Water and silt were sucked out from the 7m gap between the bags before the space was filled with a flowable 35N concrete mix pumped down additional boreholes. The grout bags provided solid stop ends and the 48m 3concrete plug, poured in one day, cured sufficiently overnight to create what appeared to be an effective water seal.

But before backfilling the remaining tunnel length with concrete, water and silt had to be pumped out using the linked shaft.

When the tunnel was open to the estuary, the river's 5m tidal range had been mirrored in the shaft with water levels rising and falling daily.

During four days of pumping to empty the tunnel, the gradually subsiding water level in the shaft fell at a constant rate, oblivious to tidal changes, and proved to engineers that the seal was sound.

'But mid-morning on the fifth day, the water rose 9m up the shaft in seconds, ' Bachy Soletanche contracts manager Simon Young recalls vividly.

'Our instant suspicions that the concrete plug had blown were soon confirmed when we sank new boreholes into it. '

These revealed a 500mm deep void extending the full length of the plug directly beneath the tunnel crown, an area that should have been solid concrete. It is now assumed that the jetting and sucking out of the 1. 5m layer of silt in the tunnel invert between grout bags had been only partially successful.

A thick layer of silt had been left in the invert and concrete then poured over it. This had created a weak zone and later, the combined pressure on the plug of an incoming tide on one side and water being pumped from the tunnel on the other forced this silt out and past the inward grout bag.

It is thought the concrete plug then moved downward, creating the void in the crown and providing a route for tidal water to flood through the seal and into the tunnel. The solution was to refill the void with concrete and strengthen the inward grout bag with a concrete wedge poured against its landward face.

The rest of the tunnel has now been backfilled with 350m 3of a weak mix C20 concrete. This was preferred over grout to avoid the possibility of seepage through gaps between tunnel lining segments.

The shaft was filled with gravel and crushed concrete offered free from the nearby refinery demolition. Finally, the 4m thick gravel zone between the main tunnel inlet and its higher outlet into the pump station was strengthened by grout pumped through tubes-à-manchette pipes, this time being used in their more conventional role.

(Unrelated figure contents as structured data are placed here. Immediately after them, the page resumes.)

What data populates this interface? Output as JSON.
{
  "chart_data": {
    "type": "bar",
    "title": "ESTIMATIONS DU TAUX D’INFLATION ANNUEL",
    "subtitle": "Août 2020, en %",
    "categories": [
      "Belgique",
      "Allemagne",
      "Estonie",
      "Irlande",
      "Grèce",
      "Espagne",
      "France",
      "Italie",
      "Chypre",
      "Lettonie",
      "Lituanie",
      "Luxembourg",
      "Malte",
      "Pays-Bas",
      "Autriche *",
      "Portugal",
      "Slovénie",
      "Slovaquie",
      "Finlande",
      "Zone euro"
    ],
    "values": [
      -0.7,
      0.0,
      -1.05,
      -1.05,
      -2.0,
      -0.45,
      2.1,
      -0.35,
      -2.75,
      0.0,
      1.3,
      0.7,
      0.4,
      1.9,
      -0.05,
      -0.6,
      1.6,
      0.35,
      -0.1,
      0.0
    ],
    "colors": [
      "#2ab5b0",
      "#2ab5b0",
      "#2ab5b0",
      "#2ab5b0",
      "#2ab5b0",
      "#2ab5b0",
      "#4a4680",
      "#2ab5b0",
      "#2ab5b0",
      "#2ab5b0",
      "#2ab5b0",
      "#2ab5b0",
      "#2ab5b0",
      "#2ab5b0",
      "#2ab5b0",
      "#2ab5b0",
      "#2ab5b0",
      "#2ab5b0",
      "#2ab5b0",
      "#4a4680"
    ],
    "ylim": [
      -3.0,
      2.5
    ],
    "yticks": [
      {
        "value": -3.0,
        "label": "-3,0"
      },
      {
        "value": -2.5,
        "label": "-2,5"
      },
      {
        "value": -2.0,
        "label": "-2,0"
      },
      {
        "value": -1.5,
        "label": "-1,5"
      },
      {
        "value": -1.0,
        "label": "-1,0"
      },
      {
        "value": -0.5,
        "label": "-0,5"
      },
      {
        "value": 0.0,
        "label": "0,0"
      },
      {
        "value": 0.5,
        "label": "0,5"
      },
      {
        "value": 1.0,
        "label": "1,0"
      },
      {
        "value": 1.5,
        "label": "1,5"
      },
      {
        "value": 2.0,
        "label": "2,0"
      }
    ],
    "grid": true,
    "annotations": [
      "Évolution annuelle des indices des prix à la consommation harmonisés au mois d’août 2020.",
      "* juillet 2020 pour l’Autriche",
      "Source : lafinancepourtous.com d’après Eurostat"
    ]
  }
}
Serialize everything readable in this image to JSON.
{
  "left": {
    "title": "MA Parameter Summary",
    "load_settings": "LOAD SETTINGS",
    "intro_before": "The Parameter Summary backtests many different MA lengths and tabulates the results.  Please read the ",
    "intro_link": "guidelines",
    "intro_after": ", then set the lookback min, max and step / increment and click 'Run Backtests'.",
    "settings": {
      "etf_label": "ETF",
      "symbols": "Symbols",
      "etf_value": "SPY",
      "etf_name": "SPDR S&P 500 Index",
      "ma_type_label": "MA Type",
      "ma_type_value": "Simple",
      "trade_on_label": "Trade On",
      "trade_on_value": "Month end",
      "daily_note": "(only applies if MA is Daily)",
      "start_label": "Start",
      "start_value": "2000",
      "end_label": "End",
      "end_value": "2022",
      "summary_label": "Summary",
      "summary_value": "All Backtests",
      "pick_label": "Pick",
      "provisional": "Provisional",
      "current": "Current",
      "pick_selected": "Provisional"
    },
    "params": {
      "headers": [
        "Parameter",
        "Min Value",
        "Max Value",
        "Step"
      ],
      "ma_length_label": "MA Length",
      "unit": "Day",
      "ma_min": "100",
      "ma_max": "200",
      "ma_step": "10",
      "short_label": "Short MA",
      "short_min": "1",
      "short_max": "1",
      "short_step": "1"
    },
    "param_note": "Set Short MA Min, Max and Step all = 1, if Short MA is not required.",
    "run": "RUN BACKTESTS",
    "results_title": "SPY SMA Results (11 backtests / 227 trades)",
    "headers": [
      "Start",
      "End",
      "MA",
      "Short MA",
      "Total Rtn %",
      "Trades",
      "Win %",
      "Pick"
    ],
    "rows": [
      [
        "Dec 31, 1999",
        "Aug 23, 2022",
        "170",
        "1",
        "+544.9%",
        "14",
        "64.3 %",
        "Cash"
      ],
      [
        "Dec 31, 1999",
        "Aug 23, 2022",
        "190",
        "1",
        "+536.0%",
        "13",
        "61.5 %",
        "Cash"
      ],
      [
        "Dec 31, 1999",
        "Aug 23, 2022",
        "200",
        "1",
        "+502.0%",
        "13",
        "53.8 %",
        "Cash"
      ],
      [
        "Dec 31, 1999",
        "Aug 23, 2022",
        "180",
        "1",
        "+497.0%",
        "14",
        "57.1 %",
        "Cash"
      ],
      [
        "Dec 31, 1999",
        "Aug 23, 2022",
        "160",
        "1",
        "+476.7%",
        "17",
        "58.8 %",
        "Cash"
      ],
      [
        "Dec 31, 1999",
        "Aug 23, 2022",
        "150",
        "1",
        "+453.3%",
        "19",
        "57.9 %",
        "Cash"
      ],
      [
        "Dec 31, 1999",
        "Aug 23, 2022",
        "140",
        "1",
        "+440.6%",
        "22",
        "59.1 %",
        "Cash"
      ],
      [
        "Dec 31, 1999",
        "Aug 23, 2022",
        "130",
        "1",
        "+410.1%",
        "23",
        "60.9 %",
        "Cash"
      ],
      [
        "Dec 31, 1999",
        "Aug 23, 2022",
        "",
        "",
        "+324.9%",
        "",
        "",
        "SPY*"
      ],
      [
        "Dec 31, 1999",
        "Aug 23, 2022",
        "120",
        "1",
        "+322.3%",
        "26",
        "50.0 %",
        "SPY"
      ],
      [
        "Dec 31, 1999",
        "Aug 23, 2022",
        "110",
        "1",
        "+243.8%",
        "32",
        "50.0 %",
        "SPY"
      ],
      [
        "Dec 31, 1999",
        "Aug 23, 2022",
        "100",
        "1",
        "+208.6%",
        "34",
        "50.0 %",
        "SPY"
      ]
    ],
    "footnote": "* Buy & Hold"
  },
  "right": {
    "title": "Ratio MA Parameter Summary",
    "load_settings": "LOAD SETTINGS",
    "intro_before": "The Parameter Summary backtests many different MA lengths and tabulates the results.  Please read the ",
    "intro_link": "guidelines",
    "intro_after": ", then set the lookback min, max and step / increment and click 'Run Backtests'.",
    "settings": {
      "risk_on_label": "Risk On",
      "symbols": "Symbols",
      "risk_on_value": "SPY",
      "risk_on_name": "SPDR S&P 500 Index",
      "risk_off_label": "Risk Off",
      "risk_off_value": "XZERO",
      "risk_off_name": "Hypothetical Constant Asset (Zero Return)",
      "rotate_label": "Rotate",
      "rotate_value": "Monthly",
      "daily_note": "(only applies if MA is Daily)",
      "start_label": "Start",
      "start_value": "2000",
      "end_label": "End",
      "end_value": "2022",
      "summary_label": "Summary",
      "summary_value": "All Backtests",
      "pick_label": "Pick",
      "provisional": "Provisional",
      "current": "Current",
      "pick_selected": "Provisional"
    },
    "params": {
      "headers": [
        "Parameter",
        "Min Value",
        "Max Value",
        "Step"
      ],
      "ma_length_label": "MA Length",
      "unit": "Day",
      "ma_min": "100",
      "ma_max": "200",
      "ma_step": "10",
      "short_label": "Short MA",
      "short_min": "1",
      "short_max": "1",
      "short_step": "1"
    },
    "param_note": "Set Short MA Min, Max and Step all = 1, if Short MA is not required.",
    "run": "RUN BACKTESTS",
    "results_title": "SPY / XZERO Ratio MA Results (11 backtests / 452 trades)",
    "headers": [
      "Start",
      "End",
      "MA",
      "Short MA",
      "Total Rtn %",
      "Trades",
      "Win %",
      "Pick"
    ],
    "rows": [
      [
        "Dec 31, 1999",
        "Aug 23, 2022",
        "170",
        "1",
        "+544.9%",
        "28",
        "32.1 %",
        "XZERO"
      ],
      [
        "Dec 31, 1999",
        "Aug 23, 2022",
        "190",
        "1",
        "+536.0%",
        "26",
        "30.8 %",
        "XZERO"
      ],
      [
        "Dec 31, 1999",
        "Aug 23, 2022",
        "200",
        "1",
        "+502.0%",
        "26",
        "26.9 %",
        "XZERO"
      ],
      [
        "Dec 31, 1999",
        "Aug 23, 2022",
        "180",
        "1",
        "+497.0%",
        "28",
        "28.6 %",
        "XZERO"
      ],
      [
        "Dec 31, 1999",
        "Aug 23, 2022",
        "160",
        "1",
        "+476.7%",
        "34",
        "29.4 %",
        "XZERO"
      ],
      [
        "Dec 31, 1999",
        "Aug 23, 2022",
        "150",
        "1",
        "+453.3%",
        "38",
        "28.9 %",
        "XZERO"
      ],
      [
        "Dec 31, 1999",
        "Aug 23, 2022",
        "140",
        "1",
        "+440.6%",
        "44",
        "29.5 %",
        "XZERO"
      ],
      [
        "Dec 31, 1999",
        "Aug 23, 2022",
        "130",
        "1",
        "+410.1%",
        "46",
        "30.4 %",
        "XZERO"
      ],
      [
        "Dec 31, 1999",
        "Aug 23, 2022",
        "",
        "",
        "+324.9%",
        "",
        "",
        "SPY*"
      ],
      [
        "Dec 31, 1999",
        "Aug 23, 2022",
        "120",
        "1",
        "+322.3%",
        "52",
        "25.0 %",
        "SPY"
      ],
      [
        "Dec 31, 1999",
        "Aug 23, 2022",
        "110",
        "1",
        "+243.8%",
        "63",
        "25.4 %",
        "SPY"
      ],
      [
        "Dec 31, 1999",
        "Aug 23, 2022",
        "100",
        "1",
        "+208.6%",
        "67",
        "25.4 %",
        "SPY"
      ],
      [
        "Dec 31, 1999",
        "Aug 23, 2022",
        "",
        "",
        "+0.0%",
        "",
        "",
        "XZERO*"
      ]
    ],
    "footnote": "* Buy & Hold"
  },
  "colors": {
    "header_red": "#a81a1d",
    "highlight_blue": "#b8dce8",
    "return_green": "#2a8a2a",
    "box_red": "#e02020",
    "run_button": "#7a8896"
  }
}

'Innovative and safe' is how Shell's senior civil engineer David Wayne sums up the chosen solution. 'At the start we really had no idea what we faced down there, but we knew we did not want to put men in the tunnel.

'This idea has worked so well we are likely to consider a similar solution to a leaking water tunnel in our refinery at Stanlow Cheshire. '

But the most unusual specification at Shell Haven had little to do with ground engineering and a lot to do with concerns about terrorism.

Every ready-mixed concrete truck arriving at the refinery gates had to be escorted by a nominated site worker to the tunnel site. Even a decommissioned oil refinery is, it seems, a risk too far.